Я стараюсь калымить где только можно: новогодние утренники, юбилейные вечера, свадьбы. Приходится рассчитывать лишь на себя, во Дворце юного техника, где я веду фотокружок, иногда удается позаимствовать бумаги, химикатов, того-сего. На калым тоже уходит много денег, времени, сил. А чем измерить моральные потери?
Эта женщина, сидящая в пяти шагах от меня, чем-то напомнила заведующую детсадом «Ягодка» по имени З.К., именно эти инициалы были вышиты на кармане ее белого халата, в который упиралась надменная женская грудь. Когда я вошел к ней за гонораром, она скользнула по мне равнодушным взглядом, как по одному из своих воспитанников. Я передал ей конверты со снимками.

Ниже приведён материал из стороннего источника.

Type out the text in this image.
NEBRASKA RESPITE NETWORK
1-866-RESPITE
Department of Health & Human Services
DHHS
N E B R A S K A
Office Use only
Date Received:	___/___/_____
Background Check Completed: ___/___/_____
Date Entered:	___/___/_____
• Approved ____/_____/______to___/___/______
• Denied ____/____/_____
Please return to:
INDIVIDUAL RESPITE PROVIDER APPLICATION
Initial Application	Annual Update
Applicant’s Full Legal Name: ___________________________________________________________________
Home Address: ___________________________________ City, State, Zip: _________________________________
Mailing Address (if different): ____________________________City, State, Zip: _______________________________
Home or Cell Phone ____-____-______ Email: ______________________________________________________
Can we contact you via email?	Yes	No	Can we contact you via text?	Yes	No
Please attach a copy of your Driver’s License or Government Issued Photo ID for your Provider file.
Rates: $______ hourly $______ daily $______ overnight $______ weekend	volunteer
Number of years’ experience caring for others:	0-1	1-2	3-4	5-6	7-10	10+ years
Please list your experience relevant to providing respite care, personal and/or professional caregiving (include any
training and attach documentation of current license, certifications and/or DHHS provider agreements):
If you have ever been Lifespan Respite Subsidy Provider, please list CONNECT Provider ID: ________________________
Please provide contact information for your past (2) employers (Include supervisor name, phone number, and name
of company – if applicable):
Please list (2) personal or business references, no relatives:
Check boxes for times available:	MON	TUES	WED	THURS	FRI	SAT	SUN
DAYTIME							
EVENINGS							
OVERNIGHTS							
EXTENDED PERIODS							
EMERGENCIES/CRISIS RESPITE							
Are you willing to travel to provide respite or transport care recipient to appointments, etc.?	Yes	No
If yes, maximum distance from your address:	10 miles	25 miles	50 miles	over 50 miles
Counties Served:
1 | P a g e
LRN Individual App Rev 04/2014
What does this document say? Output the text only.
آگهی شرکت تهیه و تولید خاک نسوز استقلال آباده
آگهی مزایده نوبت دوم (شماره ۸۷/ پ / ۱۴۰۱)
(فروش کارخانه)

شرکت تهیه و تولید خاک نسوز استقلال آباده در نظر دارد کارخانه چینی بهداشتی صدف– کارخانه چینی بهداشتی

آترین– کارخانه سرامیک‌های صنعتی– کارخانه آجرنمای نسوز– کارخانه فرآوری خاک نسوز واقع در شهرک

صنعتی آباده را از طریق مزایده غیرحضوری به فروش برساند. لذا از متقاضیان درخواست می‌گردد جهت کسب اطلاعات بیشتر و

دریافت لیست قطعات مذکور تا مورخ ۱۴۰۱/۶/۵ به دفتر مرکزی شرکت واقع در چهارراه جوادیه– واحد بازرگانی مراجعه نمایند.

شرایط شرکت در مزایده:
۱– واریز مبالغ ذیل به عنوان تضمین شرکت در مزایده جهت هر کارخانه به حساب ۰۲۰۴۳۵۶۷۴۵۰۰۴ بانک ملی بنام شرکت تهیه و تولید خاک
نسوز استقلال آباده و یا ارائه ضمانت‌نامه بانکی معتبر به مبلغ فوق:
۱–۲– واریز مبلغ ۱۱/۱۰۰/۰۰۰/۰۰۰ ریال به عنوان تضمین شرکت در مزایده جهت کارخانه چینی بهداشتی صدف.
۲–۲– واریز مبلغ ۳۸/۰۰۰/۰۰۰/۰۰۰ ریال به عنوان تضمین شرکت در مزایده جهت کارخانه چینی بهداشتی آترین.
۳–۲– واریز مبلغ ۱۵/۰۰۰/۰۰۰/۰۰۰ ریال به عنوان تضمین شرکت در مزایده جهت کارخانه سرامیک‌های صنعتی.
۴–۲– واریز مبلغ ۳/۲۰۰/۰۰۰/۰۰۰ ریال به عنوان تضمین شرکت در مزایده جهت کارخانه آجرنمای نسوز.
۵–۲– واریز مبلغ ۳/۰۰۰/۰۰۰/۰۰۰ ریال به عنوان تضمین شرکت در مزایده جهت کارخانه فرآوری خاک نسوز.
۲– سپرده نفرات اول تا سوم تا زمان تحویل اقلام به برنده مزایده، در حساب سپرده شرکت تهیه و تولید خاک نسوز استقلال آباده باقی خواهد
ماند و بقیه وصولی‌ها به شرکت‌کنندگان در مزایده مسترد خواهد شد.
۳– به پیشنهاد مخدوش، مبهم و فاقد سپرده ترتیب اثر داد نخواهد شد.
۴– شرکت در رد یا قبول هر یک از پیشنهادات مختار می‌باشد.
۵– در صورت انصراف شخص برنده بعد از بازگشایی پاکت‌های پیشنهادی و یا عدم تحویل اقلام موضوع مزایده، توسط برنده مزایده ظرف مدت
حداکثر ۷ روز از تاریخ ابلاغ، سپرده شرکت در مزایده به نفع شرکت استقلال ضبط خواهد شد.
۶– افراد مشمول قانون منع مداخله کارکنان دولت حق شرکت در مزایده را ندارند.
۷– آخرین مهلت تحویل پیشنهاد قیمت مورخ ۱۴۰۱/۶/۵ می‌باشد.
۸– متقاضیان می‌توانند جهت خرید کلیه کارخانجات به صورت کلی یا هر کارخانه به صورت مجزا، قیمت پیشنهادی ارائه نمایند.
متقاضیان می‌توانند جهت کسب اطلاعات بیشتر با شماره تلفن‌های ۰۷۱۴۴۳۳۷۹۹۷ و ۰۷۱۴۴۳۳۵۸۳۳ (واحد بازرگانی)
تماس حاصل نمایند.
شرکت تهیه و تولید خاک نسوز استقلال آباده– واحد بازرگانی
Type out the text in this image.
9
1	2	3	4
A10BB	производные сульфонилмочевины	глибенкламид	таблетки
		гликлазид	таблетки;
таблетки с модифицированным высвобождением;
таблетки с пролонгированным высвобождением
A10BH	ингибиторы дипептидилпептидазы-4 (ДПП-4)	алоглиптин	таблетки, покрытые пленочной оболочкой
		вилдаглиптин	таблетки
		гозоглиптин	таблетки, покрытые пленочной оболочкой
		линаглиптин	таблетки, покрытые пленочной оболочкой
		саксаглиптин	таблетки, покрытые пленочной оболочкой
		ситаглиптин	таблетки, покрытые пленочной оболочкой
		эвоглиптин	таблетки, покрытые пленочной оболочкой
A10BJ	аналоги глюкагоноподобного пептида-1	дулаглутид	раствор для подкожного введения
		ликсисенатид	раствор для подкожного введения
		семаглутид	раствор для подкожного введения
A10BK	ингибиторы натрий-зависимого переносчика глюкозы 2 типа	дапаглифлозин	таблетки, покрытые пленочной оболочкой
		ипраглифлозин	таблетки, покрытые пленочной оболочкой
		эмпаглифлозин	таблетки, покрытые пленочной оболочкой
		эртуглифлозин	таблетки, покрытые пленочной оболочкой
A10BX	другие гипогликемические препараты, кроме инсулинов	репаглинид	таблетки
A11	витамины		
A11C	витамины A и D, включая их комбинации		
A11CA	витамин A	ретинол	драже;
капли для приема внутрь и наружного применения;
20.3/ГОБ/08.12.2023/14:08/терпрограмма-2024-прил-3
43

— Здесь все? — спросила она, бросая конверты в ящик стола.
— Все, — ответил я.
Она перекинула мне через письменный стол конверт с деньгами и принялась энергично накручивать диск телефона. Что-то не понравилась мне легкость, с которой она вручала мне гонорар. Я взял из угла стул, неторопливо установил его и расположился с деньгами на другом конце стола. З.К. удивилась так, что отложила в сторону телефонную трубку, из которой уже грянул мужской баритон.
— В чем дело? — произнесла она. — Мы с тобой в расчете.
Ах вот как, мы уже на «ты»… Дескать, умеем с этим народцем разговаривать. Ну ладно. Я вытащил из конверта пачку денег, постучал ею о край стола, выравнивая, и пролистал всю, насчитав на полтинник меньше, чем договаривались.
— Кисуля, что молчишь?.. — кричала трубка в сторону аквариума, в котором безмятежно и величаво плавали вуалехвосты.
Я снова выровнял пачку.
— Так не пойдет, товарищ начальник. Уговор был на другую сумму. Это недорого. Так что гони, будь добра, пять червонцев.
— Обойдешься, — смело возразила она.
— Я-то обойдусь, оно верно, да мамаши с папашами останутся недовольны. Я ведь тебе еще тех снимков, что с Дедом Морозом, не отдал, а они-то самые интересные. С Морозом, — я похлопал себя по карману пиджака, — туточки. Так что я жду.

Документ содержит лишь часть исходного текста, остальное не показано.